非日常
「ぎゃぁぁぁあああああっ」
突然すぐ近くから悲鳴が聞こえた。
「な、なんだ!?」
俺たちが悲鳴の聞こえた方を向くと、そこには血を流して倒れている人が一人と、異様な目をして手に血の付いた日本刀らしきものを持っているスキンヘッドの男がいた。
俺たちから50メートルも離れていない。どこから出てきたんだ!?
「おいおいおい、やべぇよ! こっちにくるぞ…逃げろ!」
裕也はそれを見るなり叫んで行動に移そうとする。俺も逃げようと隣にいた穂香と後ろにいた由愛を見ると、
「ど、どうしよう、あ、足が動かない……」
「せ、先輩……」
穂香と由愛は腰を抜かしたかのように怯えて動けないでいた。そりゃそうだろう。俺も怖い。

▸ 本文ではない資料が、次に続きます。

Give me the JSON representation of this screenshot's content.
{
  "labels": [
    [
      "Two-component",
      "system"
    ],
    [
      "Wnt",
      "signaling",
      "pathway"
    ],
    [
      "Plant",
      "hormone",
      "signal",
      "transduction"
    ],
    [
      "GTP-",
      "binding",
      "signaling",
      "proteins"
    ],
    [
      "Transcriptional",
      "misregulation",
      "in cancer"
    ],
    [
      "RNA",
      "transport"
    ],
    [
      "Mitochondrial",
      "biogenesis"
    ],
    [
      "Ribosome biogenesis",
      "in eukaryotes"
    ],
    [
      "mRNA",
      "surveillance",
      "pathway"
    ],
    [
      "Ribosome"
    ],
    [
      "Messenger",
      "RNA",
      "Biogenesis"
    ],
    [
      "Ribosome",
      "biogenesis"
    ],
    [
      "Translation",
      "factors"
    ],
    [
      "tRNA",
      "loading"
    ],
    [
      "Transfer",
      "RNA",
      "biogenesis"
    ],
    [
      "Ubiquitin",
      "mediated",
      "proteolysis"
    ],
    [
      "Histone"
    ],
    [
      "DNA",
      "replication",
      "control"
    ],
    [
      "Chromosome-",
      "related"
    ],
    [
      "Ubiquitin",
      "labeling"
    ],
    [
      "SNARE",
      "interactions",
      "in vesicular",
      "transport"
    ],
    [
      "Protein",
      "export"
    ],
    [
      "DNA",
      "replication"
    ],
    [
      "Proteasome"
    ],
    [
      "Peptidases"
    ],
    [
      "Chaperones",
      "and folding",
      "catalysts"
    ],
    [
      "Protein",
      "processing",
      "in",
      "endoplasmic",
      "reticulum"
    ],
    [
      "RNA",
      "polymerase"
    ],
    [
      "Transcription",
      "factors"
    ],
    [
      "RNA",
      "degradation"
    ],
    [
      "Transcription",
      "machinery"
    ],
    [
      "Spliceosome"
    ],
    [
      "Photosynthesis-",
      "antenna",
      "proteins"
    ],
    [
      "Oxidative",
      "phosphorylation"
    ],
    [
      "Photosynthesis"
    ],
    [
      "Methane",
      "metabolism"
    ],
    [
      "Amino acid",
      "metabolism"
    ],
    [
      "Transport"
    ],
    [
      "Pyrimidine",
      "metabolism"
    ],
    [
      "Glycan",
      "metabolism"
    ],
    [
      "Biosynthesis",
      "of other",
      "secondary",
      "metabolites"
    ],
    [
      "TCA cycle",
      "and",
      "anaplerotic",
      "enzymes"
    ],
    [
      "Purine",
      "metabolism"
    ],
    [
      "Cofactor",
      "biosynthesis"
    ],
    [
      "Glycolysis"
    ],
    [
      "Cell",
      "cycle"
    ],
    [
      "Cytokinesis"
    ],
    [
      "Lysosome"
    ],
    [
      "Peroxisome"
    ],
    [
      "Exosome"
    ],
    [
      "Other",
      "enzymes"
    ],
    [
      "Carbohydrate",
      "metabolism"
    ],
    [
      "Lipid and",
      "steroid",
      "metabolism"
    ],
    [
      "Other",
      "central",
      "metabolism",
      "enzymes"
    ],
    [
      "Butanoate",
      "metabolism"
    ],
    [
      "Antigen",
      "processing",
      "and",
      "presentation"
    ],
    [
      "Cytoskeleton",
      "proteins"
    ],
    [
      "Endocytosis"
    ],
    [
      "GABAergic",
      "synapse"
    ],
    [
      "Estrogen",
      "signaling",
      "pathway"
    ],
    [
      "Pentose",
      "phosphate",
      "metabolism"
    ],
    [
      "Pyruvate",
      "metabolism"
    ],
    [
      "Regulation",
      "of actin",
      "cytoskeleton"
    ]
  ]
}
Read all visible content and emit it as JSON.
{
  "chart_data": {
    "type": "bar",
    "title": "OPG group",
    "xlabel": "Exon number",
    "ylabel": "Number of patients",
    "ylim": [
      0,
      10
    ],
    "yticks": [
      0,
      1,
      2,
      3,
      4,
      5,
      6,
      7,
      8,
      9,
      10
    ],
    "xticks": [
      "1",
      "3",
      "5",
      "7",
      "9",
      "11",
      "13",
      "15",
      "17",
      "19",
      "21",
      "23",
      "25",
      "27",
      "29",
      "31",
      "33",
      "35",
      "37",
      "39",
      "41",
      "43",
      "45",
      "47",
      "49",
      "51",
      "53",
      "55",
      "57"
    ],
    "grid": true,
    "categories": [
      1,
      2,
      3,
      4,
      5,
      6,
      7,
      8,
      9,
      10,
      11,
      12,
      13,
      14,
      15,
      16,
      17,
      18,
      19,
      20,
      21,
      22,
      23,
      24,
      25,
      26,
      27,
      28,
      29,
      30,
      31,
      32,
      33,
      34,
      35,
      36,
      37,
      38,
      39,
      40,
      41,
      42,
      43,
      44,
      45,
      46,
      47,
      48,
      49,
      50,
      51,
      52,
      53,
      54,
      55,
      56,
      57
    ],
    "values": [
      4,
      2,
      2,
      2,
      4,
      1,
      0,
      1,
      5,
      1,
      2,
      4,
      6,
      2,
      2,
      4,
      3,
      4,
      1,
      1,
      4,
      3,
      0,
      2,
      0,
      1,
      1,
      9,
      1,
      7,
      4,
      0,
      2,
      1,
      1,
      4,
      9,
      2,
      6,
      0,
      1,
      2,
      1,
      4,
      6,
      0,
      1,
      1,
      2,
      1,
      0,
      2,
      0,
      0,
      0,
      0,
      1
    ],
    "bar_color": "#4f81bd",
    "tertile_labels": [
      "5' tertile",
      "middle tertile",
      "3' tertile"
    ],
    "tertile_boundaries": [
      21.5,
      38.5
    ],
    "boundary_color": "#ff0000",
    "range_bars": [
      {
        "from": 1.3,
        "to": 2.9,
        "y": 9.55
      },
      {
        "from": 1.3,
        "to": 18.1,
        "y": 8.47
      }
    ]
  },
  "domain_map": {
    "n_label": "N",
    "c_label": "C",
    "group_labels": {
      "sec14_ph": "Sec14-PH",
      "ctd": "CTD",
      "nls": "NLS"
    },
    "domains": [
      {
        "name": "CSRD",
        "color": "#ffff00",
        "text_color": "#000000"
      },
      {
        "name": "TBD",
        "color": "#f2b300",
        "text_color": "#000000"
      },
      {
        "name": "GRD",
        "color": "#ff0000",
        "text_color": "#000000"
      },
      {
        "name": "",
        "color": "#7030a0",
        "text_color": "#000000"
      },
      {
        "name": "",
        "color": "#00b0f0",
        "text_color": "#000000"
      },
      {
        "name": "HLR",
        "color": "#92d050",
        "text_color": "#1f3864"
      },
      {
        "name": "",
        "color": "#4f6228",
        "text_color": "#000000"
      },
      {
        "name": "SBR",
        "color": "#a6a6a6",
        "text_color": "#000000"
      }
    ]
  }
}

慌てて俺は穂香を、裕也は由愛を引っ張り左右に分かれて逃げようとするが、如何せん人を抱えた状態では早く走れない。
くそっ、なんでちょうどこんな場所で!!
俺たちの今いる場所はちょうど家や店が途切れた空白地帯だった。
逃げ込む場所がない!
そうこうしている内にスキンヘッドの男は奇声を発し、日本刀を振り回しながら近づいてくる。
「裕也! 避けろ!!」
左の道のほうへ逃げていた裕也にスキンヘッドの男が日本刀を振りかぶる。
ブンっ
バットを思いっきり振った時のような音がした。
手加減なんかしてない。本当に殺す気だ。
スキンヘッドは思いっきり振り過ぎたせいか、転んでいる。
由愛を担いでいた裕也はなんとか俺の声で反応することができ、避けられたようだ。
ほっとした、と思っていたら裕也は右足を抱えて蹲っている。
避けきれてなかったのか!!!
スキンヘッドは体勢を整えて近くにいた人を襲おうとしている。
「うわぁぁぁ、こっちにくるな!」
通りがかりの男性のようだ。カバンを振り回し、逃げていた。
「穂香っ、動けるようになったか!?」
「う、うん、大丈夫!」
「裕也が切られたみたいだ。 助けに行ってくる!」
「えっ!? む、無茶はしないで!」
穂香は泣きながら言ってくるが、問答している時間ももったいない。
いつスキンヘッドが裕也に向かうかわからない。
震えていた穂香を地面に下すと、俺はスキンヘッドを刺激しないように裕也の方に近づき、声をかける。
「裕也! 由愛! 逃げるぞ!!」
裕也は足から夥しい出血をしながらも頷き、「悪い」と一言、由愛はただこくこくと泣きながら頷くのみであった。
火事場の馬鹿力だろうか。
何故か二人を担ぎ上げることができ、穂香の傍まで、運ぶことができた。
あと少し走れば家がたくさんある。どこかに逃げ込めば大丈夫だろう。
「よし、早く逃げよう!」
そう声をかけた瞬間、
「蓮!! 危ない!!」
振り向くと、銀色の刀身とスキンヘッドのにやついた顔が目に飛び込んできた。
ズバッ
(あぁ、日本刀で切られたときって本当にこんな音がするんだなぁ)
首から胸にかけて焼け付くような痛みと、何かが無くなっていくのを感じながら感心していた。
「いやぁぁっ、蓮、蓮!!」
「くそ! 来るな!」
「誰かっ!! 助けて!!」
「あぁはははぁっ」
スキンヘッドは俺を切っただけじゃ飽き足らず、他の三人をも手にかけようとしていた。
「それだけは――させない!」
どうやらさっき襲われていた通行人の男性は逃げ切れたようだ。姿が見えない。助けを呼んでくれていればいいのだが……
自分は死ぬだろう。足元は血だまりになっている。
もう、さっきまで感じていた痛みもなくなっている。
だけど、あの三人だけは。
「……く、そ」
スキンヘッドに抱き着き、身体を倒す。
同時に、血と共に力が抜けていく中で、それでも全力でスキンヘッドの足首をひねり、折る。
ボギッ
「ぐぁぁ!! ぎゃあぁぁぁ!」
「ざまぁ……みろ……」
スキンヘッドは足首を押さえ転がりまくっている。
この隙に皆逃げられるだろう。
やり遂げられた。
「……ふぅ」
安心した途端、目の前が真っ暗になってきた。
(あぁ、死ぬのか。 仕方ない、か。 あいつらが無事だということでよしとしよう。 ……そういや、生まれ変わりってあるのかなぁ)
そんなことを思いながら、俺の意識は完全に暗闇に沈んでいった。